交差共役系を有する多段階酸化還元系の構築と導電性材料への応用

皆さんご存知の通り、共役ジエンやベンゼンのような化合物が共役するのは平面性が高いためです。それは下図に示した[n]デンドラレン、[n]ラジアレンのような化合物でも同様に考えられます。しかし、この化合物に御崎研で誰もが使用している酸化還元活性な1,3-ジチオール環を導入した1,3-ジチオール[n]デンドラレンや1,3-ジチオール[6]ラジアレンは平面性が低く、ねじれた構造(非平面構造)をとることがこれまでの研究で明らかになっています。
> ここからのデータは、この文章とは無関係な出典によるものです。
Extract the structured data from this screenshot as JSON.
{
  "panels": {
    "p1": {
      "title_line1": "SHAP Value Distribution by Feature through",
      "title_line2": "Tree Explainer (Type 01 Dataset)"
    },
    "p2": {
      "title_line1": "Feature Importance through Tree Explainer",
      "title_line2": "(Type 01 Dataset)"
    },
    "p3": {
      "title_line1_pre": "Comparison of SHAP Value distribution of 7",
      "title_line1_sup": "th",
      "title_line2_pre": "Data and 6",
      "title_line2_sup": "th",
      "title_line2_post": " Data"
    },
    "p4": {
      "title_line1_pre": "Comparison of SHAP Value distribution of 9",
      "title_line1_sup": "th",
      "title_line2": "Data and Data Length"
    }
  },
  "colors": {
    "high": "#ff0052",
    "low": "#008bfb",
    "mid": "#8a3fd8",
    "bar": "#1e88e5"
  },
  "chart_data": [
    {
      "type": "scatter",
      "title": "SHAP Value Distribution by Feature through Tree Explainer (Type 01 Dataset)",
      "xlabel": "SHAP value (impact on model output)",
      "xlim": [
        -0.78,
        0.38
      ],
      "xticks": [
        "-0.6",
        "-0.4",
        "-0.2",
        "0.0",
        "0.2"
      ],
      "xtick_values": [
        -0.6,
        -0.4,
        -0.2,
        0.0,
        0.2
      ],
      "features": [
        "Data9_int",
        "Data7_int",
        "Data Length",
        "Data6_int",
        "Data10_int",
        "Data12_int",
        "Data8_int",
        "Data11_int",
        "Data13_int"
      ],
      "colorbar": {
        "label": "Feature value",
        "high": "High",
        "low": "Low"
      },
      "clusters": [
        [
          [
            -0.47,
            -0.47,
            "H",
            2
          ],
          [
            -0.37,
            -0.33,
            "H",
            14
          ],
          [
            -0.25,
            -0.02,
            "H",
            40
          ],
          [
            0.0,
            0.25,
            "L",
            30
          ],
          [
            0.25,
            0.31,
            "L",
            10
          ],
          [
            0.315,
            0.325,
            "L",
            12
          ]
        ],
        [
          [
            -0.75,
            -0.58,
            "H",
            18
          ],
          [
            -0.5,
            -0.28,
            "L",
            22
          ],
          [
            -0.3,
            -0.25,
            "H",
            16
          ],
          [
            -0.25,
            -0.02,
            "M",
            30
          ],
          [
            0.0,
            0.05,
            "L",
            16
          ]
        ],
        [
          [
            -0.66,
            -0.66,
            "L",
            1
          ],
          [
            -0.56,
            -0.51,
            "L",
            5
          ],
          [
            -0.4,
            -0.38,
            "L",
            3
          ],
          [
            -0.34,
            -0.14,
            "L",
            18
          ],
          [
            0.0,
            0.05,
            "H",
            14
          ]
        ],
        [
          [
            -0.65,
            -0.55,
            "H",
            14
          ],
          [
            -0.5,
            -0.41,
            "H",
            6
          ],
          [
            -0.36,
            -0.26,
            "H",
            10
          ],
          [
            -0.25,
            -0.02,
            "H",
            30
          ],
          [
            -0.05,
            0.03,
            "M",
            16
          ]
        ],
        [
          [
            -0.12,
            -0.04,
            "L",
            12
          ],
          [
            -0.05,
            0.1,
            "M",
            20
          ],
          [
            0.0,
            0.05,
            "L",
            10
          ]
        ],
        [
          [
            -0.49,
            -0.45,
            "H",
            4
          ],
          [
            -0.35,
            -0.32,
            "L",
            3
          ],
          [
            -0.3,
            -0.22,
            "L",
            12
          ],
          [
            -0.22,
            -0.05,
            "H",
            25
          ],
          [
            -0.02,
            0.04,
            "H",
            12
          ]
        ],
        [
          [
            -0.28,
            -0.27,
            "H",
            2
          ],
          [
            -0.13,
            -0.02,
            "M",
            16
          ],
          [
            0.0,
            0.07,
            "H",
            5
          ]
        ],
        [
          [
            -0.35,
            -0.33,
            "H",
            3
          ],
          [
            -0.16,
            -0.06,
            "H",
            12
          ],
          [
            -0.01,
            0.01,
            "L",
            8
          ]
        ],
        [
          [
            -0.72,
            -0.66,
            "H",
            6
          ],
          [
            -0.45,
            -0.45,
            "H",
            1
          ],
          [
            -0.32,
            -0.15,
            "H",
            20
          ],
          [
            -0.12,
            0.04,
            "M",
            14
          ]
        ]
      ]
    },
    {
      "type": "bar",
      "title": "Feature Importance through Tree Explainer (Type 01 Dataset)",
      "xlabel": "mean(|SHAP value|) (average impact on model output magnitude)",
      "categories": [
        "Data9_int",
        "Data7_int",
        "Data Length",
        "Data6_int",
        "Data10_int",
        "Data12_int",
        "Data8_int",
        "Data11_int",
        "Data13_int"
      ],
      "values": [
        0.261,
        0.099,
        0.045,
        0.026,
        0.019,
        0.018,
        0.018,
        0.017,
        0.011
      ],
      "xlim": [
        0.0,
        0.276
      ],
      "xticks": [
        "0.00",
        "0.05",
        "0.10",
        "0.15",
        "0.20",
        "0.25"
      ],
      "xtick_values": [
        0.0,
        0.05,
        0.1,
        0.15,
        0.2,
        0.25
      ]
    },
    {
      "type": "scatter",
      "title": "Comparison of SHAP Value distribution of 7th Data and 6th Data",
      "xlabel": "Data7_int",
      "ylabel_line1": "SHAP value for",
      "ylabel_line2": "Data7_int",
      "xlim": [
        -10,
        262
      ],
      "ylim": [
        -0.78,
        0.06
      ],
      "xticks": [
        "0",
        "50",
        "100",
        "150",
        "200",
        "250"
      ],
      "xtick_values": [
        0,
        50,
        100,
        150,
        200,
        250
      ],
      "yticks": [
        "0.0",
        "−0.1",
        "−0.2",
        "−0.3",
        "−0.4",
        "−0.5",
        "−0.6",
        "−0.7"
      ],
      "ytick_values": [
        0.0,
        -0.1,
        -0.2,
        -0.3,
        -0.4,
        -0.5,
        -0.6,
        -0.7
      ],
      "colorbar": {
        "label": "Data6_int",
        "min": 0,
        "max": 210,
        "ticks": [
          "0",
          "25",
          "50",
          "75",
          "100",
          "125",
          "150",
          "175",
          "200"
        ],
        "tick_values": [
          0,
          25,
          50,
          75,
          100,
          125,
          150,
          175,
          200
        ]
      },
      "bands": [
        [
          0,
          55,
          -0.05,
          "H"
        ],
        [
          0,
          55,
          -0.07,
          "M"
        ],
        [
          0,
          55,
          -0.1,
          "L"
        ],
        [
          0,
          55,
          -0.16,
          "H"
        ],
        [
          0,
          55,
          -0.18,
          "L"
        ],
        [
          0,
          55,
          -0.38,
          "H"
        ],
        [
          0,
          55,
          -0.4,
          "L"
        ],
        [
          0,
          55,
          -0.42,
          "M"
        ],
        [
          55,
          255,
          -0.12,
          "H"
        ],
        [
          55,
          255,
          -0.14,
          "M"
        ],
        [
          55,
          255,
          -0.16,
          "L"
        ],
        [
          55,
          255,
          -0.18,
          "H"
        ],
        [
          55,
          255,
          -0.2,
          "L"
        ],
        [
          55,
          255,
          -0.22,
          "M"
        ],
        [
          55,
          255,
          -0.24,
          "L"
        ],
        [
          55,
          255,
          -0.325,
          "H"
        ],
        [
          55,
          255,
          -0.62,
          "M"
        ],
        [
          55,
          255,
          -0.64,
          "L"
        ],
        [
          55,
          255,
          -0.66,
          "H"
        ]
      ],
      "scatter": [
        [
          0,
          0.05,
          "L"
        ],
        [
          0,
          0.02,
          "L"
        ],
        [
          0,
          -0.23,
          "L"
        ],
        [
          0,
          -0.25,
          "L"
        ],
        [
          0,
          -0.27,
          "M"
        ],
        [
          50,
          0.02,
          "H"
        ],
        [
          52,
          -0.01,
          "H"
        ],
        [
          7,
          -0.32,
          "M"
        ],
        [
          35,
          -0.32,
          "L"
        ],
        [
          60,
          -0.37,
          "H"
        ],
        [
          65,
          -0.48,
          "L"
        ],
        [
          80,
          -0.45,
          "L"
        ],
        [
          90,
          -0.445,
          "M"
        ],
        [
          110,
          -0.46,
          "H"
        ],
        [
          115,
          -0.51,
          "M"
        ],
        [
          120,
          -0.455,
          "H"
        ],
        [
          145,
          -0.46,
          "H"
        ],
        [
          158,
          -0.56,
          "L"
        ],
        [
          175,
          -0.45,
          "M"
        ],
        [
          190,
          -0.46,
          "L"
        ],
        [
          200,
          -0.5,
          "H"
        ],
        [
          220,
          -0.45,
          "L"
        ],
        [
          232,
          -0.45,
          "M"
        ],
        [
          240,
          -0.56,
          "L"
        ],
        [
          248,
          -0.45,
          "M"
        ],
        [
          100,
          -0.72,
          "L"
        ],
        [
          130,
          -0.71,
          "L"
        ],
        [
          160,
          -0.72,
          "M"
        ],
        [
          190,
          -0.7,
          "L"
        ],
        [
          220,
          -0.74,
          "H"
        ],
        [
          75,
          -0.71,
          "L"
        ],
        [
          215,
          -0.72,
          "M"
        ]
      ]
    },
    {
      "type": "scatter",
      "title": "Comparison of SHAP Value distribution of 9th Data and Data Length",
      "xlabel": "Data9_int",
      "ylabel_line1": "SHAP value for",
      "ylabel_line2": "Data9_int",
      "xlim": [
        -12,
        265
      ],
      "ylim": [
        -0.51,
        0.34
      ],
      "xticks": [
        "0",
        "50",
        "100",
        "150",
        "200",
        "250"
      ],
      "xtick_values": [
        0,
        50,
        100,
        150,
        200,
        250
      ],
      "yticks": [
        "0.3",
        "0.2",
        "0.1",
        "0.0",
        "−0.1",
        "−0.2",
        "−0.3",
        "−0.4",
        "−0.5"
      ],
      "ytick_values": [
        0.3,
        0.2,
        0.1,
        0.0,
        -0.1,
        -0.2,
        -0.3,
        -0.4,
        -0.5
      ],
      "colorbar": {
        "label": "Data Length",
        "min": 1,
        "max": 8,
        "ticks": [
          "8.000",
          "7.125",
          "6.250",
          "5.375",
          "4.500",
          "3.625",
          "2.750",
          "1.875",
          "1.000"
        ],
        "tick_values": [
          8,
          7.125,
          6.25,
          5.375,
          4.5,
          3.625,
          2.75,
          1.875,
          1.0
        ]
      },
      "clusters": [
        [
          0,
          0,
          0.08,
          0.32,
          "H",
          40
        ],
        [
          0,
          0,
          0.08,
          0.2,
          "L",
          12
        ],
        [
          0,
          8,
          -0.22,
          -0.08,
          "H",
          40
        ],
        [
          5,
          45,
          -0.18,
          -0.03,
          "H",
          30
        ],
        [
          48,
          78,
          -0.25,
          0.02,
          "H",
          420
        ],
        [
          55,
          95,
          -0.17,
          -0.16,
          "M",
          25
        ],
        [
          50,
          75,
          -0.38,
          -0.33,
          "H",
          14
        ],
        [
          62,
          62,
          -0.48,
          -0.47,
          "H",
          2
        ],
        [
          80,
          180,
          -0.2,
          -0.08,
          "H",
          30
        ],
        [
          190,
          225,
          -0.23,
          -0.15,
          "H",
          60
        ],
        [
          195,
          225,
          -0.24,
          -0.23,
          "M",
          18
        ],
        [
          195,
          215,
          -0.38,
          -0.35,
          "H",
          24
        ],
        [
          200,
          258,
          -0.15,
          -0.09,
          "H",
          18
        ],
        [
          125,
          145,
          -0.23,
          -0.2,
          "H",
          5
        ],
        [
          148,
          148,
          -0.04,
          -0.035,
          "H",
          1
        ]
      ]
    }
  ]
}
それ故にこのような分子系では共役範囲が制限されるため、興味深い酸化還元特性を示します。
 
 
また、これらの化合物は酸化されることによりコンフォメーション(立体配座)変化を起こすことが知られており、それを利用した共役のスイッチングに興味が持たれています。
 
 

新規有機伝導体の開拓

分子性導体のドナー成分として知られるBDT-TTP(TTP)と対アニオンからなるラジカルカチオン塩は、TTPの横方向のS・・・S接触による二次元伝導性、ユニフォームなβ型構造によるスタック方向の強い相互作用によって対イオンの形状、大きさに関係なく低温まで金属的な伝導挙動を示すことが知られています。また、TTPをビニローグ拡張したDTEDTにおいても非対称なDTEDT分子が同じ向きに配列したβ型構造を有し、低温まで金属的な挙動を示すカチオンラジカル塩が数多く得られています。このうち(DTEDT)3Au(CN)2は4Kで超伝導を示します。
 
 
現在、TTP骨格内の硫黄原子を系統的にセレン原子に置き換えた分子の合成を行い、それらを用いた新規有機伝導体の構造と物性に関する研究を進めています。
 
 

二次電池用有機正極活物質の開発

二次電池を始めとする蓄電デバイスは、携帯電話やノートパソコン、電気自動車などの電源として私達の生活に密接に結びついています。しかし、これらの機器の利便性の更なる向上や、電気自動車などの稼働距離の向上のためには、現在のリチウムイオン二次電池の更なる高性能化やリチウムイオン二次電池を超える高いエネルギー密度の新型蓄電デバイスが必要とされています。しかし、これらの蓄電デバイスの正極には、Co, Ni, Mn などの希少金属が使用されており、環境負荷、資源枯渇などの観点から問題視されています。この解決策として、分子設計の自由度が高く、環境負荷軽減、豊富な資源などの多数のメリットが期待される有機材料が着目されています。

 

 

 
正極活物質として酸化還元活性なTTFに様々な化学修飾を行い、得られた有機化合物を用いた二次電池を作製し、その評価を行っています。